BOGOR — Komisi IV DPRD Kota Bogor mendorong Dinas Pariwisata dan Kebudayaan (Disparbud) untuk memperkuat pengembangan event pariwisata berbasis non-APBD sebagai strategi menghadapi keterbatasan anggaran daerah.
Dorongan tersebut disampaikan dalam rapat kerja Komisi IV DPRD Kota Bogor bersama Disparbud di Gedung DPRD, Selasa 3 Februari. Rapat dipimpin Ketua Komisi IV Fajar Muhamad Nur, didampingi Sekretaris Komisi IV H. Subhan serta sejumlah anggota dewan lainnya.
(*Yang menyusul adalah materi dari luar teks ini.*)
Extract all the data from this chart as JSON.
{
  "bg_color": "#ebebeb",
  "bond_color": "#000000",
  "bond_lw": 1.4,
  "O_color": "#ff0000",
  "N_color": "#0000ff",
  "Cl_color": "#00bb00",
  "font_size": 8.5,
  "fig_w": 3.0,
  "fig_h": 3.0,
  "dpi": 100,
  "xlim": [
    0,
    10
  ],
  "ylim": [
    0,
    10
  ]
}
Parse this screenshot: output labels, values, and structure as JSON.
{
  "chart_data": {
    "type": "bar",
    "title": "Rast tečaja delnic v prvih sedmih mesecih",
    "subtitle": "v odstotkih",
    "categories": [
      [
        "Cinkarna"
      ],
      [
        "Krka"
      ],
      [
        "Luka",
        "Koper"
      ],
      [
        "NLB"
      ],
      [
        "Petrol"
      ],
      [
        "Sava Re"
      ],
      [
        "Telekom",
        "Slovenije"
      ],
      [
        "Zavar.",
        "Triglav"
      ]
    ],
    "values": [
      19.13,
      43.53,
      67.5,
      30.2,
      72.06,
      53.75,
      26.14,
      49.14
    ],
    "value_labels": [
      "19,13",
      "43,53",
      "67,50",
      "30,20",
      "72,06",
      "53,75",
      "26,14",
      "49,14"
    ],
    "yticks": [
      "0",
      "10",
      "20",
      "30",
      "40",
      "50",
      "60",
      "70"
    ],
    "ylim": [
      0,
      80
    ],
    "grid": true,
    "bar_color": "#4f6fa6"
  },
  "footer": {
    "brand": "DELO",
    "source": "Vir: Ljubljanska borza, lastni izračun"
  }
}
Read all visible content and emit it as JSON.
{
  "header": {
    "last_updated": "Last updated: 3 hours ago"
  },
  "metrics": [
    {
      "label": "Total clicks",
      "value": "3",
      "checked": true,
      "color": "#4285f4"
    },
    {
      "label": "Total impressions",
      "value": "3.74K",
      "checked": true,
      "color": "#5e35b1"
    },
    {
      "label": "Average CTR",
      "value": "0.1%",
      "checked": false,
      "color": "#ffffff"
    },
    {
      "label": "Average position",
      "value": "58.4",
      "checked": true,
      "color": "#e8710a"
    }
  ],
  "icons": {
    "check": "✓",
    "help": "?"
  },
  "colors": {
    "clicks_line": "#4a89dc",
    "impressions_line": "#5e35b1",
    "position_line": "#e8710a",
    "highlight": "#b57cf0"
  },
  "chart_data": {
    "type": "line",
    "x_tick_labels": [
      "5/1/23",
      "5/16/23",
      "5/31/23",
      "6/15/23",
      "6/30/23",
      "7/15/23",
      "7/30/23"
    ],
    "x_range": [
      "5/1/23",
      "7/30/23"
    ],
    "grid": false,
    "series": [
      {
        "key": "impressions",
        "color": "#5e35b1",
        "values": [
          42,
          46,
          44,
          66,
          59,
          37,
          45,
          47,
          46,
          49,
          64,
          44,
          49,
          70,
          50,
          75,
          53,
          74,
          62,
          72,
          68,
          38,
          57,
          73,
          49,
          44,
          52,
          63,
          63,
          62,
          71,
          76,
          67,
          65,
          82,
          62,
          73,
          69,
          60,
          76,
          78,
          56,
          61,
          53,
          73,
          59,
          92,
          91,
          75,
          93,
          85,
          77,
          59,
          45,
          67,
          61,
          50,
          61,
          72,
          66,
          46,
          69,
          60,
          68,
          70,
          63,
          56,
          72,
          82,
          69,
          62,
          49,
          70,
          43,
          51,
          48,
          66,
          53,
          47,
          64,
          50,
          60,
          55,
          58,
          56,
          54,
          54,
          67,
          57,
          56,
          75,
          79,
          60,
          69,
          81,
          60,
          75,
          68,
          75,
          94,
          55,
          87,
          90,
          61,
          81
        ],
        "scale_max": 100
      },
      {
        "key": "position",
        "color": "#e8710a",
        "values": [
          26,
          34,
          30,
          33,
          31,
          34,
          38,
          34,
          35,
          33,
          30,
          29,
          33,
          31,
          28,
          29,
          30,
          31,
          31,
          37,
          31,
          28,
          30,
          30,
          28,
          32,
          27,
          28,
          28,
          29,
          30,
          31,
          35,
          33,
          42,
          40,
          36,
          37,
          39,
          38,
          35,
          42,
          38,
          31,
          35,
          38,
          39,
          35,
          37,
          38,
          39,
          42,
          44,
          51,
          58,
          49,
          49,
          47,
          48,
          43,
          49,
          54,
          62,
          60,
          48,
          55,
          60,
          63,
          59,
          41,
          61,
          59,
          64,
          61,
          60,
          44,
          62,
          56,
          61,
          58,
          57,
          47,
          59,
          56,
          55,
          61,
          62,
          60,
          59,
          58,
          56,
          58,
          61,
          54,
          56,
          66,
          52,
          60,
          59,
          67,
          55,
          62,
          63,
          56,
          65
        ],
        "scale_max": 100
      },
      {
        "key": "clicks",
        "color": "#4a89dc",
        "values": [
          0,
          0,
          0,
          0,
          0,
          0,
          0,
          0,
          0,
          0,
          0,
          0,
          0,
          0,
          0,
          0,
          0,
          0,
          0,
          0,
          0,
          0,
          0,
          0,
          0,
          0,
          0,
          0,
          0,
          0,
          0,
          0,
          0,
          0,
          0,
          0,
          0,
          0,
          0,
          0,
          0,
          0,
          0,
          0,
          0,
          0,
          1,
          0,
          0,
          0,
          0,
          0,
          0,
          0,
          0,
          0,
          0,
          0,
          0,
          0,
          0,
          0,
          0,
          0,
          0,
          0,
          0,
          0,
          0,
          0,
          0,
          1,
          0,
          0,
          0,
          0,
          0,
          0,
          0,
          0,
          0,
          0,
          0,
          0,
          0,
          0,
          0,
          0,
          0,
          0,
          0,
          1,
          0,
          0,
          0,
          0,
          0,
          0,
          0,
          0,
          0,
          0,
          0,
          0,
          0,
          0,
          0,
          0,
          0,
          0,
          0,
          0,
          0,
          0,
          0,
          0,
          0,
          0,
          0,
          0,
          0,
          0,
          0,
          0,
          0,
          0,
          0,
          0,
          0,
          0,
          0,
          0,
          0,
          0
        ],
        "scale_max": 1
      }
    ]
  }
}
Fajar menilai kondisi fiskal daerah yang terbatas menuntut terobosan baru agar sektor pariwisata tetap bergerak dan mampu berkontribusi terhadap pendapatan daerah. Salah satu langkah yang dinilai efektif adalah memperbanyak gelaran event yang dibiayai melalui kolaborasi dengan pihak swasta, komunitas, maupun sponsor, tanpa bergantung pada APBD.
Menurutnya, alokasi anggaran promosi wisata saat ini masih minim jika dibandingkan dengan total anggaran Disparbud, padahal promosi menjadi kunci untuk menarik kunjungan wisatawan.
“Anggaran promosi masih sangat kecil. Padahal promosi adalah ujung tombak pariwisata. Karena itu, kami mendorong strategi non-APBD, salah satunya melalui event yang konsisten dan berkualitas,” ujar Fajar.
Komisi IV menargetkan, setelah proses kurasi dan verifikasi, setidaknya 90 event dapat digelar setiap tahun untuk menjaga pergerakan wisatawan ke Kota Bogor. Event tersebut diharapkan mampu menggerakkan ekonomi lokal sekaligus meningkatkan Pendapatan Asli Daerah (PAD).
Selain event, DPRD juga mendorong pengembangan destinasi potensial, seperti kawasan Mulyaharja, khususnya Saung Eling, yang memiliki nilai sejarah peninggalan kerajaan. Kawasan ini dinilai bisa menjadi daya tarik tambahan bagi wisatawan.
Fajar menambahkan, momentum Pekan Olahraga Provinsi (Porprov) juga harus dimanfaatkan sebagai peluang promosi. Ia meminta Disparbud menyiapkan skema penyambutan atlet dan ofisial agar mereka turut berwisata selama berada di Bogor.
Sementara itu, Kepala Disparbud Kota Bogor Firdaus menyatakan pihaknya siap memperkuat strategi pariwisata berbasis kolaborasi. Saat ini, Disparbud telah mencatat 56 event dalam kalender resmi, dengan 10 di antaranya ditetapkan sebagai agenda unggulan.
“Sepuluh event unggulan ini kami dorong untuk meningkatkan PAD dan menarik kunjungan wisatawan sebanyak mungkin,” kata Firdaus.
BACA JUGA:
Ia menegaskan, sejumlah kegiatan akan dilaksanakan tanpa menggunakan APBD melalui kerja sama dengan pihak ketiga dan komunitas. Skema tersebut diharapkan dapat menjaga keberlanjutan program pariwisata meski di tengah tekanan keuangan daerah.
“Kami membuka ruang kolaborasi seluas-luasnya. Harapannya, pariwisata tetap berjalan dan semakin dikenal tanpa bergantung penuh pada anggaran pemerintah,” ujarnya.